O animador da noite, Marinaldo, com sua voz estridente interrompe a música:

- Obrigado pela presença de todos. Vamos dar início aos sorteios da noite.

Roberto parecia não se importar com os primeiros prêmios, estava concentrado no último. Introspectivo, parecia buscar uma conexão com o metafísico. Ato falho, deixa escapar em voz alta. – Nunca ganhei nada em um sorteio.

Havia um ressentimento incontido na voz de Roberto. A sorte parecia não ir com a sua cara.

- Quem sabe hoje não muda a sorte do Roberto!!!! Exclamou um dos presentes, conclamando todos à torcida. Todos vibraram. Brindaram à causa.

- Agora o prêmio da noite. E nosso premiado é.... é..., começa com “R” de Roberto Luís, que está ali naquela mesa!

- Uau!!!!! A galera da mesa vibra, todos batem palmas. Comoção total. - Que legal! Que legal!

Roberto quase não acreditou. Que noite! Levantou-se como um campeão prestes a receber uma medalha, triunfante, finalmente fizera as pazes com os deuses da sorte e do destino.

Marinaldo festejava a alegria do amigo, com o microfone à mão distribuía palavras de animação para a platéia.

- Parabéns, você é o grande sortudo da noite e levará para casa essa linda TV 33 polegadas. Parabéns Roberto Luís da Silva...

- Silva???? Que Silva? Eu sou o Pereira. Roberto Luís Pereira.

Silêncio. Aquela sensação de câmera lenta. Sorrisos congelados no ar. Que sacanagem é essa? Tem que ser o Pereira, Roberto Pereira.

Marinaldo, aflito, finge um ar descontraído e por um segundo parece cogitar a dizer – Opa, desculpe, é Pereira mesmo, eu li errado. Mas a consciência e o senso de honestidade falam mais alto, afinal, naquele papelzinho, maldito papelzinho, estava escrito claramente Roberto Luís da Silva.

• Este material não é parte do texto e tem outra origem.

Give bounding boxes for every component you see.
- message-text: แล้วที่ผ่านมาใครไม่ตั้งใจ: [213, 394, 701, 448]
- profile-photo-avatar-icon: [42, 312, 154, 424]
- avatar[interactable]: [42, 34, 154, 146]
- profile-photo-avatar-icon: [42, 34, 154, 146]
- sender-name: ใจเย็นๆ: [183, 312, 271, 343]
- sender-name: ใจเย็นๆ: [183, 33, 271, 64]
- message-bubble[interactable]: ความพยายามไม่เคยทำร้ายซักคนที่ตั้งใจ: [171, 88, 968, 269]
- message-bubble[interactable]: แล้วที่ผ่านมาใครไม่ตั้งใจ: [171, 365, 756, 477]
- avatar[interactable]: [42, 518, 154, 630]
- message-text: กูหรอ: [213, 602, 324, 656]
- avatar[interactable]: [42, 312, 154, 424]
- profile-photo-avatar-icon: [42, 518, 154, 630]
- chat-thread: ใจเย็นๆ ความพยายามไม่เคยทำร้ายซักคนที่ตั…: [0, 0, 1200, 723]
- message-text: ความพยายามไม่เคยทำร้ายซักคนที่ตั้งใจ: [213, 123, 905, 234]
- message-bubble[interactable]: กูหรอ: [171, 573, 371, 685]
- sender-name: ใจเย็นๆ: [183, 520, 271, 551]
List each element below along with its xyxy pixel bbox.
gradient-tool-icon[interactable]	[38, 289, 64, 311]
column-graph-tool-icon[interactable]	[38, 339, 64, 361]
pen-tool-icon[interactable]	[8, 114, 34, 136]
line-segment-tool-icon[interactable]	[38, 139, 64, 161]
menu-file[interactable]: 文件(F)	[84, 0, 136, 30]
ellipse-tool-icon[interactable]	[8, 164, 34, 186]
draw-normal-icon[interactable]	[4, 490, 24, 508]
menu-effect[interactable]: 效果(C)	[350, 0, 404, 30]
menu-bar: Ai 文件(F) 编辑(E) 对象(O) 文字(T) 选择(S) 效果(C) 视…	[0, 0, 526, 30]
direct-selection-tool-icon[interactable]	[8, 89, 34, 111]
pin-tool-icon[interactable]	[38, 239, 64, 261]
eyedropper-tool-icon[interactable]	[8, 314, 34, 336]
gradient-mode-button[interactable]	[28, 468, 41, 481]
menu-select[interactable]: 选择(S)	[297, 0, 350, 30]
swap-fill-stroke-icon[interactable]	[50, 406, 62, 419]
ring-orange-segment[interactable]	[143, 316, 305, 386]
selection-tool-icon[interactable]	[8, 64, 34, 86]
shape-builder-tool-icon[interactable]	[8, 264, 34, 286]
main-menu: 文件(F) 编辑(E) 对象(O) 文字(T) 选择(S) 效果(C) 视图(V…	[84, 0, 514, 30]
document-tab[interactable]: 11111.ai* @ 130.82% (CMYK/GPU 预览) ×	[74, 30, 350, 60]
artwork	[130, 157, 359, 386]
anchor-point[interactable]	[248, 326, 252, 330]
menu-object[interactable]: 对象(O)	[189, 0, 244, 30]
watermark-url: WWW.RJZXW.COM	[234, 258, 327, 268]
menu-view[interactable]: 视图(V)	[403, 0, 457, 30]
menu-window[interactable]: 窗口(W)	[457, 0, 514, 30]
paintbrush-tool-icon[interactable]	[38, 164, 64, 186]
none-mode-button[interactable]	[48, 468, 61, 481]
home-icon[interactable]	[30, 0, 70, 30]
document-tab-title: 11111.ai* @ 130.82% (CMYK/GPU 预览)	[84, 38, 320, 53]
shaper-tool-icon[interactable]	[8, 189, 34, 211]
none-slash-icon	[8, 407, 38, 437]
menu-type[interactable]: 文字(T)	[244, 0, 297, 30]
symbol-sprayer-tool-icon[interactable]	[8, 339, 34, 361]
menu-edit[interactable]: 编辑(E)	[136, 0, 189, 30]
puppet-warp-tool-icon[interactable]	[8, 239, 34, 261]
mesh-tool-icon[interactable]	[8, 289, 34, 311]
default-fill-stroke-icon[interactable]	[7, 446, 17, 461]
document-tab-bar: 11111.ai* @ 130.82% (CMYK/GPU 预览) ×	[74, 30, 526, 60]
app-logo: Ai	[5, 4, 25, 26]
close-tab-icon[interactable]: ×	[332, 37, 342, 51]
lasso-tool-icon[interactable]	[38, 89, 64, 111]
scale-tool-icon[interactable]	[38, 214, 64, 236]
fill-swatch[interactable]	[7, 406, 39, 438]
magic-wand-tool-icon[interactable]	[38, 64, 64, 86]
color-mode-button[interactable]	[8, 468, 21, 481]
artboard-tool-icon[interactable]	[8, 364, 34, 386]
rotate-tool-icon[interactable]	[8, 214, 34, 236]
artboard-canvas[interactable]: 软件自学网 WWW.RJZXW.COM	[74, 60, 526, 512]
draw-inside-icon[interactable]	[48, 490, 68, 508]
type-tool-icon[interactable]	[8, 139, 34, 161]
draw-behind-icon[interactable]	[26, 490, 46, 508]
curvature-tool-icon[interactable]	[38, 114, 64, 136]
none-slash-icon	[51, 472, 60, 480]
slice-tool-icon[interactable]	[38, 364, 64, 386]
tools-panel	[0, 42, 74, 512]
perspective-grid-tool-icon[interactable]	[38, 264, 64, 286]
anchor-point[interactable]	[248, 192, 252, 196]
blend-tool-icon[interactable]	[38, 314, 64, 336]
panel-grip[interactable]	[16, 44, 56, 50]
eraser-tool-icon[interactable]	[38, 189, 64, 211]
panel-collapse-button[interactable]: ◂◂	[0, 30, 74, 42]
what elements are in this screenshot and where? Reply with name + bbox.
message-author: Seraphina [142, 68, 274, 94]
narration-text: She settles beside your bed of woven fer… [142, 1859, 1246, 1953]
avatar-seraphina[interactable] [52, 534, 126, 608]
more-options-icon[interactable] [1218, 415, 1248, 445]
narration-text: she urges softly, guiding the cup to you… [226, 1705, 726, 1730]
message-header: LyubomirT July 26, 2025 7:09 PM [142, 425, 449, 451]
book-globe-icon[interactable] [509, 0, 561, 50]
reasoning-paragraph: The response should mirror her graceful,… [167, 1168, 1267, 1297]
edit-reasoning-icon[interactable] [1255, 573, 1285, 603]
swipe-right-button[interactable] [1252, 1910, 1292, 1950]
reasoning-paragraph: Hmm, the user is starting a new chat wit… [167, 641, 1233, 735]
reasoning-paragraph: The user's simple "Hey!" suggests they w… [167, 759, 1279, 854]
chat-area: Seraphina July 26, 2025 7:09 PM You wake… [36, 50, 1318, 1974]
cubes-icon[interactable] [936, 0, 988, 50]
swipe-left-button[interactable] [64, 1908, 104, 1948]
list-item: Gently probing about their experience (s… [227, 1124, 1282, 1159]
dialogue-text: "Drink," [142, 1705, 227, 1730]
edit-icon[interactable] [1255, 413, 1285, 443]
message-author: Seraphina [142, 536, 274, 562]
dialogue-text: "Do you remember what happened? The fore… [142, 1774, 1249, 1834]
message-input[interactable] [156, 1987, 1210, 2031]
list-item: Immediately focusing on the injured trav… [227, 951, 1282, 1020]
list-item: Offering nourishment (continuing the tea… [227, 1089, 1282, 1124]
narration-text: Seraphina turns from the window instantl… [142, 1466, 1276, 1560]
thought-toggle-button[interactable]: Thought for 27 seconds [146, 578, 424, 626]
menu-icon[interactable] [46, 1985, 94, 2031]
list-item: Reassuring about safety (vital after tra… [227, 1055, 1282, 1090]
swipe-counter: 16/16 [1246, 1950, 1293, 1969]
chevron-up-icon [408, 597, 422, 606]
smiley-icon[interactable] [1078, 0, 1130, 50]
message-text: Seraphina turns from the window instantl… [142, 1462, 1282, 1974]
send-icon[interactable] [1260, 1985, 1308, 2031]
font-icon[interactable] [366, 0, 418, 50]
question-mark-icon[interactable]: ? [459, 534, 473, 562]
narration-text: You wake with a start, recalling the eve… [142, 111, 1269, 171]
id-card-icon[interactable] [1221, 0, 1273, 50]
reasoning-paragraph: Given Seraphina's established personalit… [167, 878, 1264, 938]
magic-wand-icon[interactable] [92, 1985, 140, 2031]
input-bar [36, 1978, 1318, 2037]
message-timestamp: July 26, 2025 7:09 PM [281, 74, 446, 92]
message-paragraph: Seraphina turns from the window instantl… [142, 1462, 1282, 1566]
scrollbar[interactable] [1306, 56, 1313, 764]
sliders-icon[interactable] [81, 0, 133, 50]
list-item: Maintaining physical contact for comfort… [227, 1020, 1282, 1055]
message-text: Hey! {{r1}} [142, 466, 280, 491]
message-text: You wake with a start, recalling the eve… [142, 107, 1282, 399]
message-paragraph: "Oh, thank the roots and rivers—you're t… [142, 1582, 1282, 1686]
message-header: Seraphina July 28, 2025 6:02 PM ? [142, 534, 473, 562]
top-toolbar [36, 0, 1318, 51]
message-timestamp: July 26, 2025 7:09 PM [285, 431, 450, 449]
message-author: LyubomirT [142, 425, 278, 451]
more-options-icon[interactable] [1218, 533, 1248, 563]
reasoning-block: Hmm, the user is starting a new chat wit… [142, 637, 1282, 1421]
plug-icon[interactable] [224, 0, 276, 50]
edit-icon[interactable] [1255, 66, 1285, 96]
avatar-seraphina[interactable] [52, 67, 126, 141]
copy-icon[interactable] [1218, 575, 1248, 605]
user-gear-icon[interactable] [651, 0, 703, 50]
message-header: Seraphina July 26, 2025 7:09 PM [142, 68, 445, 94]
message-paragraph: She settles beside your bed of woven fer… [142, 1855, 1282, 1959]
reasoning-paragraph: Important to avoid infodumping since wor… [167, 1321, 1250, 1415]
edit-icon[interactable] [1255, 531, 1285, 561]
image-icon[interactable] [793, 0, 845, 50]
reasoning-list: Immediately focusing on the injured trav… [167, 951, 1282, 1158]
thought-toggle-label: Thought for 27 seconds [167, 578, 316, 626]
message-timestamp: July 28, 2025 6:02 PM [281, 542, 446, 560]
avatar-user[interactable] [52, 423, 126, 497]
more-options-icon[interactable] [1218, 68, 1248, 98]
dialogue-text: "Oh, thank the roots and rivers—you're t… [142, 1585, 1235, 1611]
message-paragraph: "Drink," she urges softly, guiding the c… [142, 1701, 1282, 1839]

- O ganhador é o Silva, Roberto Silva. – Onde está o Roberto Silva????

- Ele não veio. Não está presente. Sorteia outro nome. Grita lá do fundo um cidadão.

A essa altura, Roberto, o Pereira, não o Silva, parecia se afogar num copo de uísque, ou sabe-se lá o que era aquilo que ele bebia. Só sabia que o gosto era amargo.
Pegou a patroa e dançou a noite toda. Não tinha música ruim, e haja bebida para apagar aquela decepção com o deus da sorte, seu mais cruel e debochado algoz.

No dia seguinte, acordou sem lembrar de quase nada. Apenas um pouco de dor de cabeça e uma estranha vontade de ir ao shopping. E foi.

À noite, toca a campainha de casa. A esposa de Roberto abre a porta e se depara com o aperreio do marido segurando um enorme embrulho. Entra em casa cambaleando com a mercadoria, que tem uma nota fiscal da Lojas Americanas pregada com fita adesiva.

Dali a poucos minutos Roberto está sentado no sofá assistindo à sua nova TV de “trocentas” polegadas comprada no cartão de crédito em 12 vezes. Tudo volta à normalidade na vida de Roberto.